Luis shrugged. “Oh, I believe it all right. I just wonder sometimes if it’s more than that. Maybe not comets that come visiting us but something else…something not dislodged by a star but something that comes here because it wants to.”
“Like something alive you mean?”
Luis shrugged again.
“Why do you dream about the Cloud?” Coogan asked him.
Luis shook his head. “I don’t know. But the dreams are bad, man. Same dream all the time…that there’s something out in the Oort Cloud, something watching us, something…terrible. It makes me wonder about the next extinction event.”
Luis was a nut, but there was something almost sincere in his insanity as if he were trying to caution his audience, warning the curious, be careful, my brother, for here there be monsters.
When he had been at Leavenworth, Coogan had celled with an old-school bank robber named Bobby LeForest who’d been raised right, meaning he’d been around the prison block a few times. Bobby
was great, but now and then he’d go crazy and start foaming at the mouth, shouting at the ghosts of men long dead.
So, all things considered, Coogan understood crazy and figured he could live with it. Besides, when you were in a cage, you had to learn tolerance. And part of that was taking an interest in your cellmate’s obsession.
“Hear you didn’t like the accommodations at the Hot House, home,” Luis said to him, meaning the Leavenworth Federal pen.
“Nah. I decided to leave in the back of a bakery truck. Problem was; they caught me.”
Luis laughed.
Coogan was sitting on a Federal stretch for armed robbery, extortion, and grand larceny, ten years, which ran consecutively with the three years state time he’d already pulled at Auburn in New York for burglary. And that—the ten years—was only because his lawyer, some greasy Jew who talked out of the side of mouth, plea bargained it down. Otherwise, it would have been twenty, easy.

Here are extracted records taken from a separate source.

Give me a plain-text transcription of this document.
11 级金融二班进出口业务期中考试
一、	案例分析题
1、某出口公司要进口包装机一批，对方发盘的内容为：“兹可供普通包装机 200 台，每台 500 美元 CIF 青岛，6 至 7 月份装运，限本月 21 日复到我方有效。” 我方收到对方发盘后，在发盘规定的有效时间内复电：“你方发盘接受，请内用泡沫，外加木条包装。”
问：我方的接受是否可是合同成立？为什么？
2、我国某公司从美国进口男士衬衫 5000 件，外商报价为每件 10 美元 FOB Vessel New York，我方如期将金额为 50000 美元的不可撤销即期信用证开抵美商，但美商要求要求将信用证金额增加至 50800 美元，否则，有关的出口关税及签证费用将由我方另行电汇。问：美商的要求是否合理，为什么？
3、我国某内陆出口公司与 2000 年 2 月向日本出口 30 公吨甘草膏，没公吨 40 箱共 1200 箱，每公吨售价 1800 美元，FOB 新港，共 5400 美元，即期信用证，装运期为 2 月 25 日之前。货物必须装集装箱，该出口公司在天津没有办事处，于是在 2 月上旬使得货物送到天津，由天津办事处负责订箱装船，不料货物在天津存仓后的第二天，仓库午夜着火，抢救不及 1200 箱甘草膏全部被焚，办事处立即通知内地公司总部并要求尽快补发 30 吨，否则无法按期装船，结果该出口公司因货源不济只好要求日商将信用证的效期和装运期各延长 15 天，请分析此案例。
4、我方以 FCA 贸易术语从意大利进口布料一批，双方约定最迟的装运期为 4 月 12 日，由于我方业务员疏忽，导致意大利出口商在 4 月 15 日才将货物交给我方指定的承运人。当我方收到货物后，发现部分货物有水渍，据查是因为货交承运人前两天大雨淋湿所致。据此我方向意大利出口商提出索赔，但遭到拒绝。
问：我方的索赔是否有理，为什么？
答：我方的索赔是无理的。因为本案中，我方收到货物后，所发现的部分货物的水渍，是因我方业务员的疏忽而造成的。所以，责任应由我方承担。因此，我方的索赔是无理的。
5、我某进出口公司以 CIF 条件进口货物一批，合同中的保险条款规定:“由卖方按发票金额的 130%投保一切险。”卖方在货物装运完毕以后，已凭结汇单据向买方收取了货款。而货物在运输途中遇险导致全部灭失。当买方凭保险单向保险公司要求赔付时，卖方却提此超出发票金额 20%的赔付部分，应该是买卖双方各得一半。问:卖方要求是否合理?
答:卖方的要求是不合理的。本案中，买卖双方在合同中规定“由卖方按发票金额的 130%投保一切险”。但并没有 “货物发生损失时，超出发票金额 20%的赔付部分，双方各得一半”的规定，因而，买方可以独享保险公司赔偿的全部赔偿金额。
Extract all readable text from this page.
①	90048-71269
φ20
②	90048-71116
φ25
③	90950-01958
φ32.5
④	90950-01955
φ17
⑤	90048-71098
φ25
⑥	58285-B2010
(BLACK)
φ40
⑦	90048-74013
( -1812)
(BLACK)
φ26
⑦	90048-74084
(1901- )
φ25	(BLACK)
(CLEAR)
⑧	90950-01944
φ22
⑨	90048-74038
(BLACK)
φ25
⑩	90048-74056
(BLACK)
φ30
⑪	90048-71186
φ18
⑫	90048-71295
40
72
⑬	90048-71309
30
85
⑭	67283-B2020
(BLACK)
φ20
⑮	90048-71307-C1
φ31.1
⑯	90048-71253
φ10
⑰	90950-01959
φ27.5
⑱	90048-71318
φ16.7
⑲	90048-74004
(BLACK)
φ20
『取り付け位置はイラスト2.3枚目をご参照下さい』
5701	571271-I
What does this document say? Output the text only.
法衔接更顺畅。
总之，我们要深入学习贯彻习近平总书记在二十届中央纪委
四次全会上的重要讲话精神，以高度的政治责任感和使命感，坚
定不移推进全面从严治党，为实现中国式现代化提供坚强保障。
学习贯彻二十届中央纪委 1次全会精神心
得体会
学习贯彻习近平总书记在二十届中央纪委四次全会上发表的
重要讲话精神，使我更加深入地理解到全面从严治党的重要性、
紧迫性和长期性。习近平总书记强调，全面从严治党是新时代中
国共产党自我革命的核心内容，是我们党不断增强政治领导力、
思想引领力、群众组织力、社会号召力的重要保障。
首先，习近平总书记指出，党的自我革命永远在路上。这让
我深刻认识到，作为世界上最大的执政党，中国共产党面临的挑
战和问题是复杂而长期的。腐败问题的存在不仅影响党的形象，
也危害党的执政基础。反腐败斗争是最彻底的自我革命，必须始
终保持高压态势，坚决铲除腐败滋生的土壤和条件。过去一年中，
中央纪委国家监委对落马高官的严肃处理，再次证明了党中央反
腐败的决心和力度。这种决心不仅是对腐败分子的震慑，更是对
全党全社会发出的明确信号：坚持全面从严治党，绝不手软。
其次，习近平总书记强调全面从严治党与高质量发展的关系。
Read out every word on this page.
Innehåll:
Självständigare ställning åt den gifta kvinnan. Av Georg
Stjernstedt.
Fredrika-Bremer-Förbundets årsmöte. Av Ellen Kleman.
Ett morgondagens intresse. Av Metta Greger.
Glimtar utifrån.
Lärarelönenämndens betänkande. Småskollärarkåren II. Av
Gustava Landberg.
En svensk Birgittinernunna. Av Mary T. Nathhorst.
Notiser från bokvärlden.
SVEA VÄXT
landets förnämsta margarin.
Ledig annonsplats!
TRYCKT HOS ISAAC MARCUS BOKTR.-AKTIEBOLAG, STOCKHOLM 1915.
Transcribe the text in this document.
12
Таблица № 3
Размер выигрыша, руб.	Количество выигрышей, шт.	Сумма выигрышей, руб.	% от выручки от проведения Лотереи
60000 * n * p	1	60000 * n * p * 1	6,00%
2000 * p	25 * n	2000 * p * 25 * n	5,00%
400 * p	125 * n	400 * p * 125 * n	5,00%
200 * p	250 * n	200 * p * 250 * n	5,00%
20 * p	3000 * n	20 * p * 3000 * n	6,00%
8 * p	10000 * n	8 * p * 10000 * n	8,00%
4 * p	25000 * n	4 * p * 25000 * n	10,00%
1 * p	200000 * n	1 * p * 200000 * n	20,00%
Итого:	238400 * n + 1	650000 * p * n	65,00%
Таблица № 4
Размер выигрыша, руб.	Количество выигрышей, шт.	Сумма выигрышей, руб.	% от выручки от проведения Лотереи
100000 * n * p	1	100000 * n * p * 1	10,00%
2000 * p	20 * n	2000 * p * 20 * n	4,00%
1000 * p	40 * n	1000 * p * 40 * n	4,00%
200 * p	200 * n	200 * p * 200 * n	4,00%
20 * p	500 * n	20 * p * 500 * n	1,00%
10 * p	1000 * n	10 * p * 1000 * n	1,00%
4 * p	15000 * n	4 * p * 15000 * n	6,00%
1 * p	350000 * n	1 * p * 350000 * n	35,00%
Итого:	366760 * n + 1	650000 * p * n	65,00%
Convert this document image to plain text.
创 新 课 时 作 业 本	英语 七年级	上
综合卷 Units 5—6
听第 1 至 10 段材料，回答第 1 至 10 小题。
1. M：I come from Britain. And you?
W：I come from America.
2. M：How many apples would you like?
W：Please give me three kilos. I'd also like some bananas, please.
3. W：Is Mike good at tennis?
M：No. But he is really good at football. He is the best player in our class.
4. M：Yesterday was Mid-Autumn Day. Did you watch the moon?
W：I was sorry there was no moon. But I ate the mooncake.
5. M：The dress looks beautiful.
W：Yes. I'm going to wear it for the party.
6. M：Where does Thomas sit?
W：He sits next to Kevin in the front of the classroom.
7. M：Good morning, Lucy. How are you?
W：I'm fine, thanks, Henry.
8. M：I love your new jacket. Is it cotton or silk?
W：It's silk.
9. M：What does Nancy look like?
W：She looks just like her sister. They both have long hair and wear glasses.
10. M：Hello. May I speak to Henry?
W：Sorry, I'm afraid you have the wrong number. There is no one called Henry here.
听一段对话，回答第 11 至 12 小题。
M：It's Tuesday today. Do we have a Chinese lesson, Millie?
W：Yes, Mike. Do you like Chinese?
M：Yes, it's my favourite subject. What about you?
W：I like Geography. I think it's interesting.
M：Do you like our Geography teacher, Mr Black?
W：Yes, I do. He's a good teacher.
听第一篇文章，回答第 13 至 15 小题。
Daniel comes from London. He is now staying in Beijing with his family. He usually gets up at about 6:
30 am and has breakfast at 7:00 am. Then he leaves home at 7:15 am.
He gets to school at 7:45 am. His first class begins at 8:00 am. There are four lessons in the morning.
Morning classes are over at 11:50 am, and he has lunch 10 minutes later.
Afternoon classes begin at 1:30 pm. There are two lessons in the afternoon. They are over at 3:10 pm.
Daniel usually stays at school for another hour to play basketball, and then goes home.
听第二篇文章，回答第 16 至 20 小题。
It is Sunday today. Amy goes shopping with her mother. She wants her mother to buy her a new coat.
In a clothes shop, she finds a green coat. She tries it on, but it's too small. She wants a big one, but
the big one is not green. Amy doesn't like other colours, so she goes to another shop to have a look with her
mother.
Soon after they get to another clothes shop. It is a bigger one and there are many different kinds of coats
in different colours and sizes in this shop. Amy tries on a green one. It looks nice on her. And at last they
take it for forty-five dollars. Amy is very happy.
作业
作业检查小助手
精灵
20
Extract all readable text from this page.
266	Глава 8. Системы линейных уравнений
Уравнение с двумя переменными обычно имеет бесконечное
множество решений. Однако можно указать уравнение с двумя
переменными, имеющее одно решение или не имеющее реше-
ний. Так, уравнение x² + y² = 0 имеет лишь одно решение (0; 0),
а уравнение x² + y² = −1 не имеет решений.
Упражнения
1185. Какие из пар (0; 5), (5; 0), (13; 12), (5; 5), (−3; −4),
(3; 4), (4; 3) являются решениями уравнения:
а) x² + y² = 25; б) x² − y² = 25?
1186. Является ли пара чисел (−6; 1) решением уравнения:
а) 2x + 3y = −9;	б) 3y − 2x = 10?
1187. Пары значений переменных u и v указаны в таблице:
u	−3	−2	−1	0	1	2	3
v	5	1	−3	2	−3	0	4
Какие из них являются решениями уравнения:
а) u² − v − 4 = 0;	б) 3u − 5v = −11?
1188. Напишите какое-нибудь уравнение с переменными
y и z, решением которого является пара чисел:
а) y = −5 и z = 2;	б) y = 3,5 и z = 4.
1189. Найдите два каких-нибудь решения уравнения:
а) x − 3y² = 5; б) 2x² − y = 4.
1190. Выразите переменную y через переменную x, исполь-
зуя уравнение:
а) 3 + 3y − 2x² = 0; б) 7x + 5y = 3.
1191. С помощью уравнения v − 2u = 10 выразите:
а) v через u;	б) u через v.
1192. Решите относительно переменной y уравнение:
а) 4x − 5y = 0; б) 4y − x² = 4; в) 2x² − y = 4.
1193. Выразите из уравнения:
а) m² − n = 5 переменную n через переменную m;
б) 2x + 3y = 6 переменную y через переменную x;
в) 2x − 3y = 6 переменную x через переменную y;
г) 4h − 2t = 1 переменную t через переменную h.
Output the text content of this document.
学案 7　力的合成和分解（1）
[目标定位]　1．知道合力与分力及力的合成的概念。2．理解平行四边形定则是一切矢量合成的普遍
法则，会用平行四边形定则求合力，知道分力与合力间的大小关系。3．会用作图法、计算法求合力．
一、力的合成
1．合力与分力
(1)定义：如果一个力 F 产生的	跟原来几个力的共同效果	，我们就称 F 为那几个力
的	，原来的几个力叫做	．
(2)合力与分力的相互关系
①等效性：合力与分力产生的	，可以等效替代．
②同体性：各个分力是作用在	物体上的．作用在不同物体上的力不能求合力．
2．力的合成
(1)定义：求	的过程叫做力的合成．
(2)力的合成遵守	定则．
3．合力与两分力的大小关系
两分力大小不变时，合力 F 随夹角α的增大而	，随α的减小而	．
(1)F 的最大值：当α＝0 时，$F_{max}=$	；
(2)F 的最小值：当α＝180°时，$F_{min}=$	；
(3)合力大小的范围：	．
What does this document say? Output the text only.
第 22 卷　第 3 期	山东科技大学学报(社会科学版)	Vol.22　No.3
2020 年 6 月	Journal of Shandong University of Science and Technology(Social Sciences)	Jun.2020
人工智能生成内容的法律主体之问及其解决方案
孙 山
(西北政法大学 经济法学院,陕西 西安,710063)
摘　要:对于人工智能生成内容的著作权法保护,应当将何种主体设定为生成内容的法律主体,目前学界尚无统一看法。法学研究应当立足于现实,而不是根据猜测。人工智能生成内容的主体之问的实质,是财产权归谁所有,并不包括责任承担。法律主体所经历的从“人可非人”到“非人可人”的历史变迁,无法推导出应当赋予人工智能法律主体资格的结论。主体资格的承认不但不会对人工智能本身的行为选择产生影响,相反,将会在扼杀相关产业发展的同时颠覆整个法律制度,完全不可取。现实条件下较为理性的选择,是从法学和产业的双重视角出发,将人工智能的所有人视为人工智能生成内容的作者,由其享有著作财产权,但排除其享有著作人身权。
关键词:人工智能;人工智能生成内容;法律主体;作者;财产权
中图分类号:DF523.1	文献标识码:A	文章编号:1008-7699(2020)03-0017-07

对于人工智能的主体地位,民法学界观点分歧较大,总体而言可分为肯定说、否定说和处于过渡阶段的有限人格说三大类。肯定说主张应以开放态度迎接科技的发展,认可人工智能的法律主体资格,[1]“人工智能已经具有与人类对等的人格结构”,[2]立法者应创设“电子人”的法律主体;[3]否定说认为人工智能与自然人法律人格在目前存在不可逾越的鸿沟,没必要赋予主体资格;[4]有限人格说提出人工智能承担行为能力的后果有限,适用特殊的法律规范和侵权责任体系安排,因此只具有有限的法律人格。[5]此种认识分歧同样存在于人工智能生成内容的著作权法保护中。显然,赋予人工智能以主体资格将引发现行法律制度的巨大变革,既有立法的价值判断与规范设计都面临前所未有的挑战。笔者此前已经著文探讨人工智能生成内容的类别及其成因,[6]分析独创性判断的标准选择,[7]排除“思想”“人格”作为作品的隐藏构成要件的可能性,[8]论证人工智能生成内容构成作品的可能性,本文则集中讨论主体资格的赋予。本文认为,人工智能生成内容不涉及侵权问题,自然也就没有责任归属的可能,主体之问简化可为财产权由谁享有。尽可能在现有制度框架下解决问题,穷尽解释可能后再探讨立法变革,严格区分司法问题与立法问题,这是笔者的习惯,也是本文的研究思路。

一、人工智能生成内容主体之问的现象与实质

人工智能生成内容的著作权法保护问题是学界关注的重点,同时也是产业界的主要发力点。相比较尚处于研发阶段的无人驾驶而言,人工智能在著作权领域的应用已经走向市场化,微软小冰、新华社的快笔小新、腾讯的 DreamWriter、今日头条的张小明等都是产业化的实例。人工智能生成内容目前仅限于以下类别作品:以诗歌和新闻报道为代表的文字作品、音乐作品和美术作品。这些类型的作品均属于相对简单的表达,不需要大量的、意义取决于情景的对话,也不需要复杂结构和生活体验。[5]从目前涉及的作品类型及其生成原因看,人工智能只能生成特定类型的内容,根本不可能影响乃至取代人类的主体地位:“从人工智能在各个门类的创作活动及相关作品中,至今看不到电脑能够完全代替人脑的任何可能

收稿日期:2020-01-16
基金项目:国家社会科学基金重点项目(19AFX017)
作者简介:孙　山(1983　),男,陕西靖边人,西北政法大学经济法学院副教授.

Except…now it was fifteen years because of that escape attempt at Leavenworth that had landed him here at Grissenberg.
Fifteen years. Some of the cons, especially those doing all-day, said you could do fifteen years standing on your head. Wasn’t shit. But as Coogan sat there, looking at the walls of his cage, fifteen years was a long time. Fifteen years could squeeze the juice from a man. He’d already been squatting in the darkness of Leavenworth for two years and Auburn Correctional for three, be another seven before he was even eligible for parole.
“Well, I hope you like it here in Griss City,” Luis told him. “Even though I know you won’t.”
Coogan figured he wouldn’t either. He could see all those years stretching out before him, an endless black corridor with no light at the end.